Task force to exhaust options before touching personnel
FOR IMMEDIATE RELEASE
April 20, 2012
 
The Spending Cuts Task Force met for the first time yesterday. The members defined the service priorities of the government involving education, health care, safety, administration of the government, and economic development. They also put employee benefits on the table to consider for elimination or reduction.
Most importantly, the task force adopted a process to go into each agency to examine the delivery of all services, then streamline costs and processes, consolidate, outsource, and improve productivity.
Agency-by-agency review & recommendations for savings & improvement
Governor’s Chief Economic Advisor Henry Taitano, Jr. will be leading a ‘Greenbelt Team’ into each government agency beginning next week. This will be a small team of five to eight people from government and the private sector who are not intimately involved with the operations of any agency. This team will observe and examine the delivery of each service and program. The team, using a scientifically-proven method called DMAIC (used successfully by Fortune 100 companies), will measure and analyze inefficiencies, redundancies, dead time, excessive processes, and anything that slows down the process of delivering a service. The team will then prepare the plan to cut out these impediments either through consolidations, outsourcing, reductions, and implementation of technology.
Displacement programs
All acknowledged that it will be impossible to cut $43 million without affecting personnel. This DMAIC process may result in reductions. The task force addressed this by preparing for an early-out incentive program and special training programs for displaced workers. Task force chairman and Chief Fiscal Advisor Bernadette Artero assigned Director of Administration Benita Manglona to prepare the early out program by May 15. Chief Education Advisor Vince Leon Guerrero, GCC President Dr. Mary Okada, UOG Vice President David O’Brien, and AHRD Director Alfredo Antolin, Jr. will prepare the training programs by May 15 as well.
Benefits
The task force, which met in public and received ideas from the public yesterday, is inviting discussion from GovGuam employees and the public. The task force placed on the table a list of employee benefits and other benefits the taxpayers pay for to consider for elimination or reduction. This does not mean that what is listed below will be eliminatedIt is simply up for consideration. The list follows:
 

  • ·         Annual leave lump sum payouts
  • ·         Leave sharing
  • ·         Non-productive leave requirement (GFD)
  • ·         Nurses’ time-and-a-half on weekends
  • ·         Nurses’ 8hrs. + overtime policy
  • ·         Incentive pay (DYA & GFD)
  • ·         DOC 10% extra pay
  • ·         Hazardous pay
  • ·         Night differential at 24-hr. operations
  • ·         Annual COLA for off island non-residents
  • ·         Benefits package for MIP
  • ·         Health insurance benefits
  • ·         Paternity leave
  • ·         Outstanding pay (3.5%)
  • ·         Idea: Move all DC members to Social Security and to 457 plan
  • ·         Idea: Move retiree health insurance to Medicare (A,B & D) + supplemental for dental
  • ·         Idea: Change age of retirement to 65
  • ·         Idea: Eliminate non-based pay in consideration of three highest years
  • ·         Idea: Revert the survivor annuity rate from 60% back to 50%
  • ·         Idea: Implement use-it-or-lose-it leave benefits policy

Public input
A team will examine each of these ideas, then make recommendations to the task force next week.
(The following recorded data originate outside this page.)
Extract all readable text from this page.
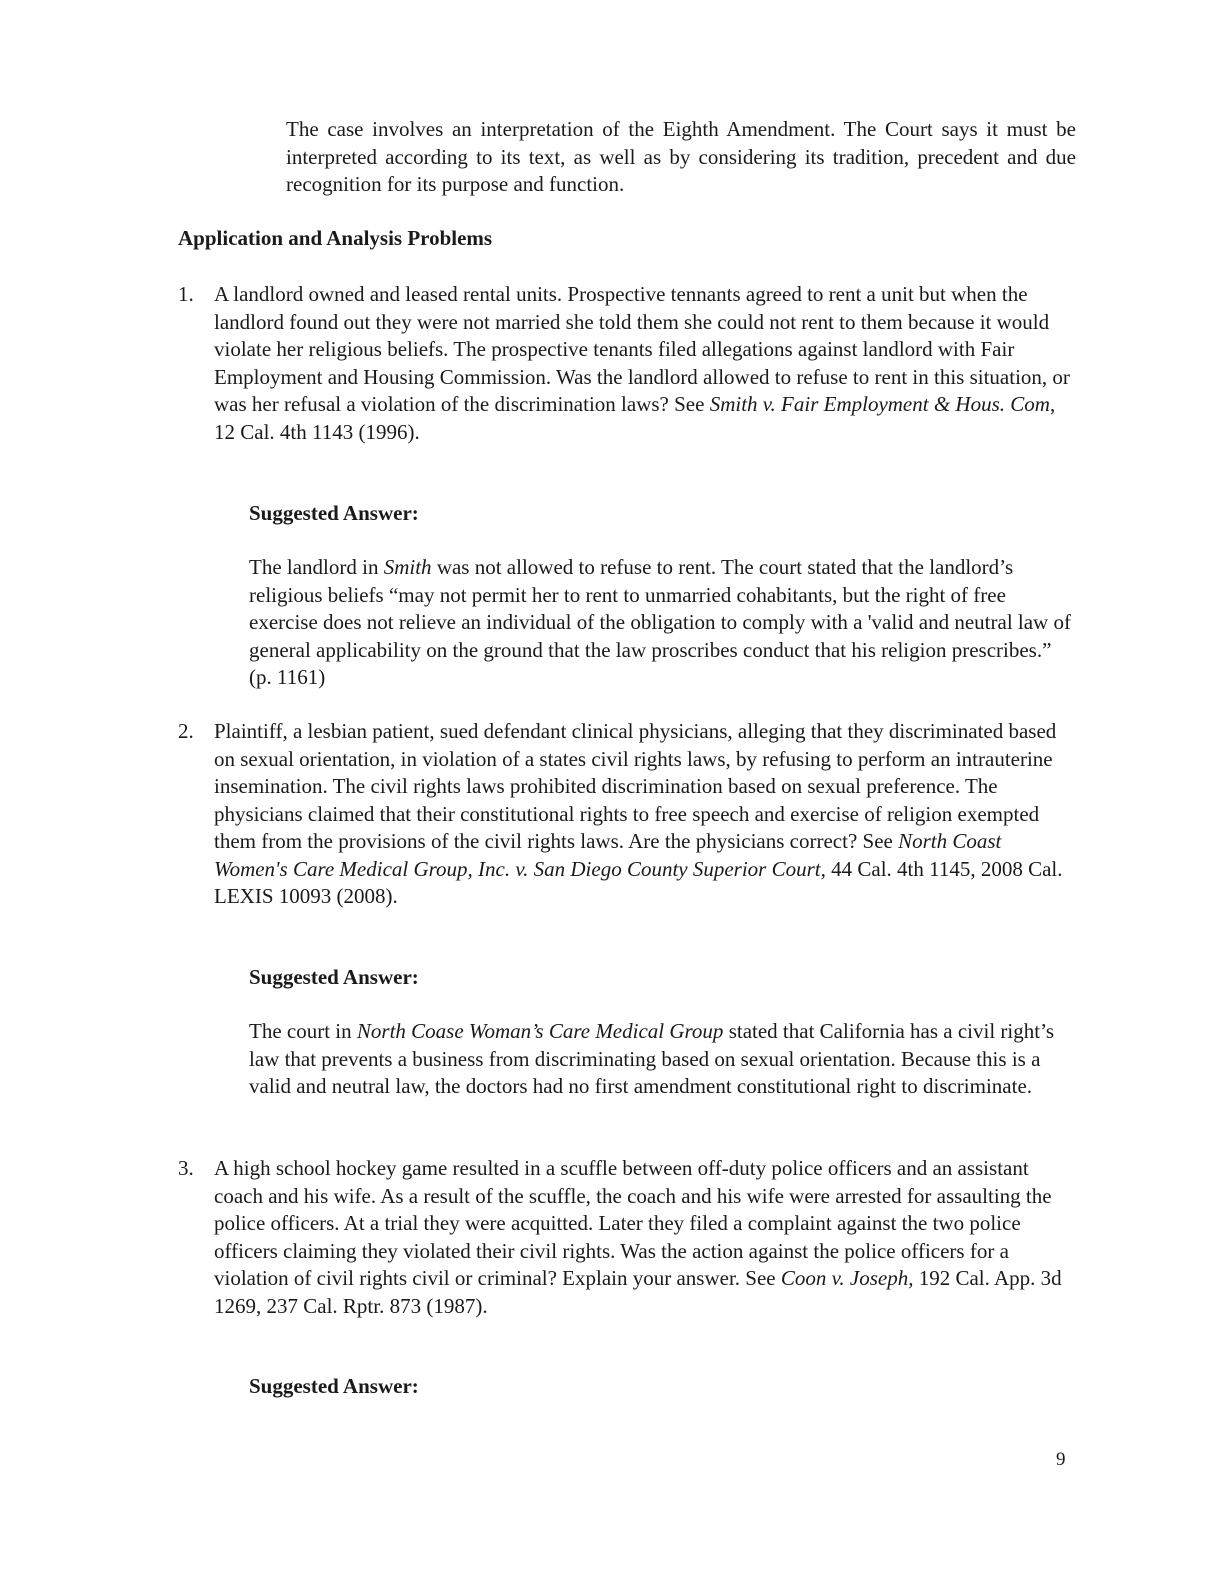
The case involves an interpretation of the Eighth Amendment. The Court says it must be interpreted according to its text, as well as by considering its tradition, precedent and due recognition for its purpose and function.

Application and Analysis Problems

1. A landlord owned and leased rental units. Prospective tennants agreed to rent a unit but when the landlord found out they were not married she told them she could not rent to them because it would violate her religious beliefs. The prospective tenants filed allegations against landlord with Fair Employment and Housing Commission. Was the landlord allowed to refuse to rent in this situation, or was her refusal a violation of the discrimination laws? See Smith v. Fair Employment & Hous. Com, 12 Cal. 4th 1143 (1996).

Suggested Answer:

The landlord in Smith was not allowed to refuse to rent. The court stated that the landlord’s religious beliefs “may not permit her to rent to unmarried cohabitants, but the right of free exercise does not relieve an individual of the obligation to comply with a 'valid and neutral law of general applicability on the ground that the law proscribes conduct that his religion prescribes.” (p. 1161)

2. Plaintiff, a lesbian patient, sued defendant clinical physicians, alleging that they discriminated based on sexual orientation, in violation of a states civil rights laws, by refusing to perform an intrauterine insemination. The civil rights laws prohibited discrimination based on sexual preference. The physicians claimed that their constitutional rights to free speech and exercise of religion exempted them from the provisions of the civil rights laws. Are the physicians correct? See North Coast Women's Care Medical Group, Inc. v. San Diego County Superior Court, 44 Cal. 4th 1145, 2008 Cal. LEXIS 10093 (2008).

Suggested Answer:

The court in North Coase Woman’s Care Medical Group stated that California has a civil right’s law that prevents a business from discriminating based on sexual orientation. Because this is a valid and neutral law, the doctors had no first amendment constitutional right to discriminate.

3. A high school hockey game resulted in a scuffle between off-duty police officers and an assistant coach and his wife. As a result of the scuffle, the coach and his wife were arrested for assaulting the police officers. At a trial they were acquitted. Later they filed a complaint against the two police officers claiming they violated their civil rights. Was the action against the police officers for a violation of civil rights civil or criminal? Explain your answer. See Coon v. Joseph, 192 Cal. App. 3d 1269, 237 Cal. Rptr. 873 (1987).

Suggested Answer:

9
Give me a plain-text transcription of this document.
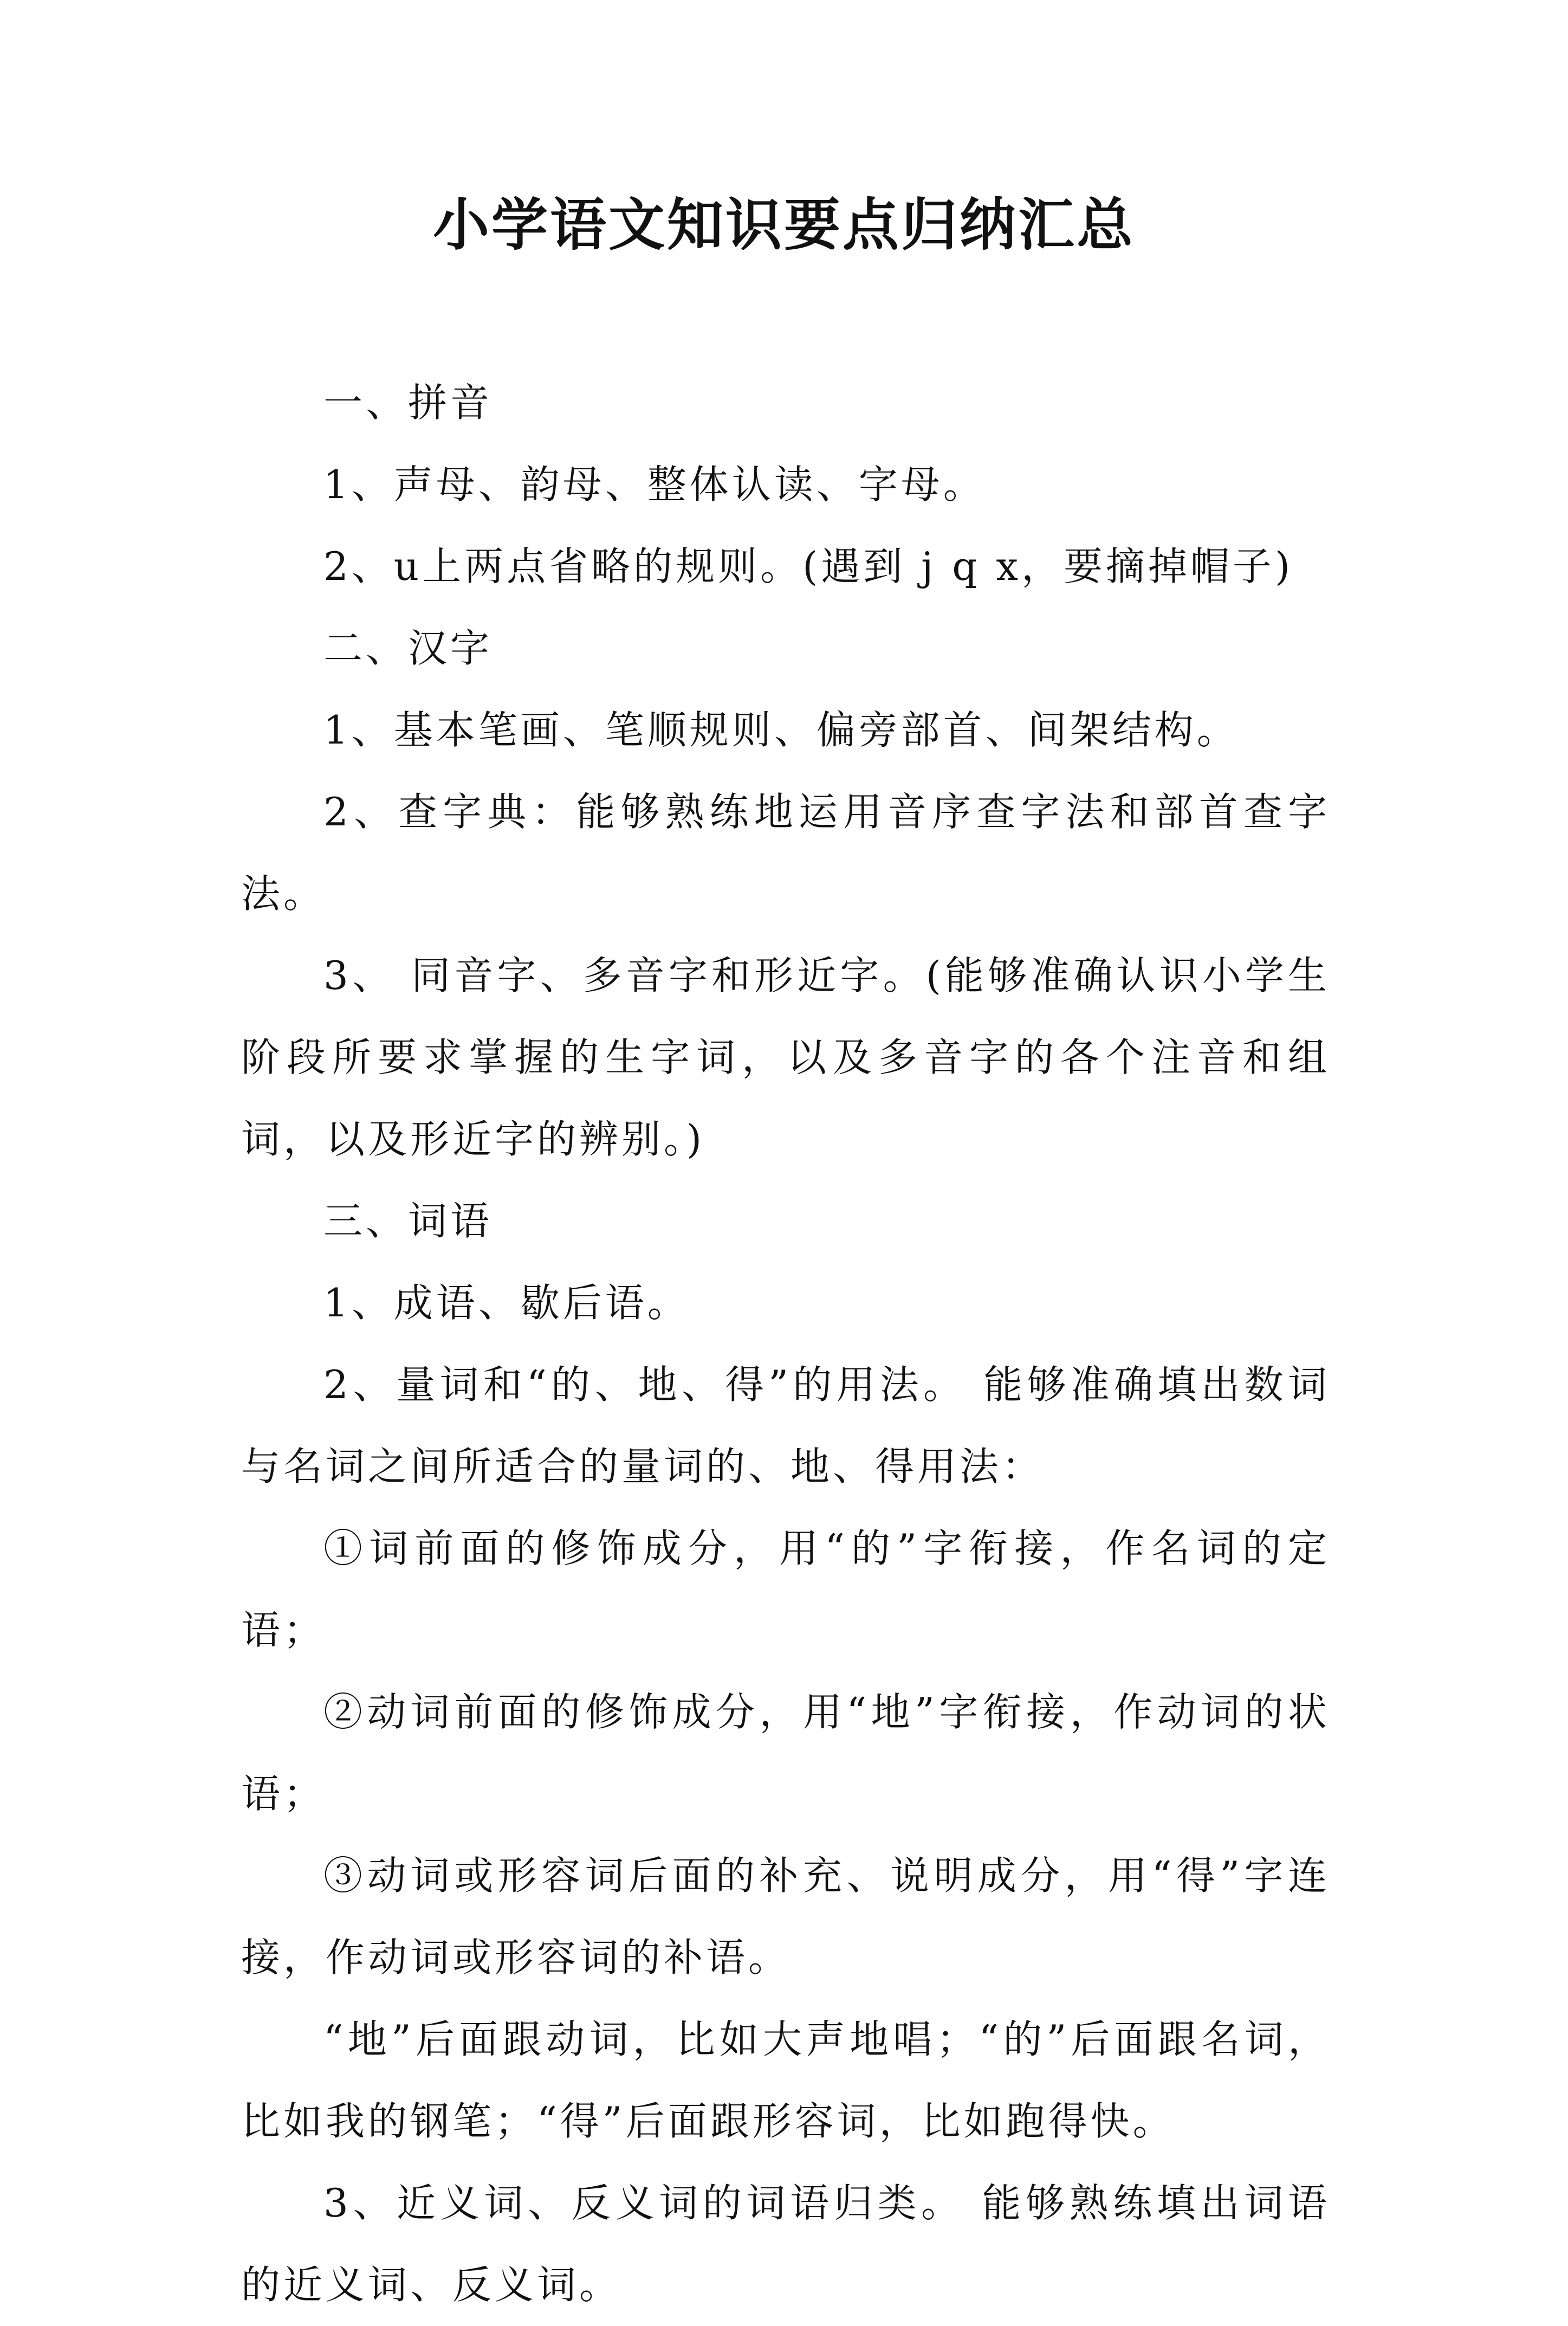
小学语文知识要点归纳汇总

一、拼音

1、声母、韵母、整体认读、字母。

2、u上两点省略的规则。(遇到 j q x，要摘掉帽子)

二、汉字

1、基本笔画、笔顺规则、偏旁部首、间架结构。

2、查字典：能够熟练地运用音序查字法和部首查字法。

3、 同音字、多音字和形近字。(能够准确认识小学生阶段所要求掌握的生字词，以及多音字的各个注音和组词，以及形近字的辨别。)

三、词语

1、成语、歇后语。

2、量词和“的、地、得”的用法。 能够准确填出数词与名词之间所适合的量词的、地、得用法：

①词前面的修饰成分，用“的”字衔接，作名词的定语；

②动词前面的修饰成分，用“地”字衔接，作动词的状语；

③动词或形容词后面的补充、说明成分，用“得”字连接，作动词或形容词的补语。

“地”后面跟动词，比如大声地唱；“的”后面跟名词，比如我的钢笔；“得”后面跟形容词，比如跑得快。

3、近义词、反义词的词语归类。 能够熟练填出词语的近义词、反义词。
The team will be soliciting input from those affected over the next few days. Residents are welcome to provide feedback and their own ideas by emailing them to task force co-chairman and Deputy Chief of Staff Rose Ramsey at rose.ramsey@guam.gov. Residents can also post their comments to the Governor’s Facebook site, search phrase: Office of the Governor of Guam.
Priority services
Certain services the government provides were listed as its critical and most important services. This does not mean that the programs running these services should not be changed. There was agreement that the way some of these services are provided should be changed to make them better, more efficient, and more cost-effective. The purpose of this list was to provide clear guidance on the priority areas where resources are to be spent. This is a critical first step as the task force decides what the limited resources given by the taxpayers should be spent on, and what services can be sacrificed so the priority areas are properly funded. The list of critical services is not final. Public input again is welcome in the assembly of this list. It is attached for your review.
 
UNSWORN DECLARATION: I hereby declare that the foregoing is true and correct to the best of myknowledge and belief, under penalty of perjury of the laws of Guam, this declaration being sworn and made in lieu of an affidavit pursuant to Title 6 Guam Code Annotated §4308, at the place and date identified herein.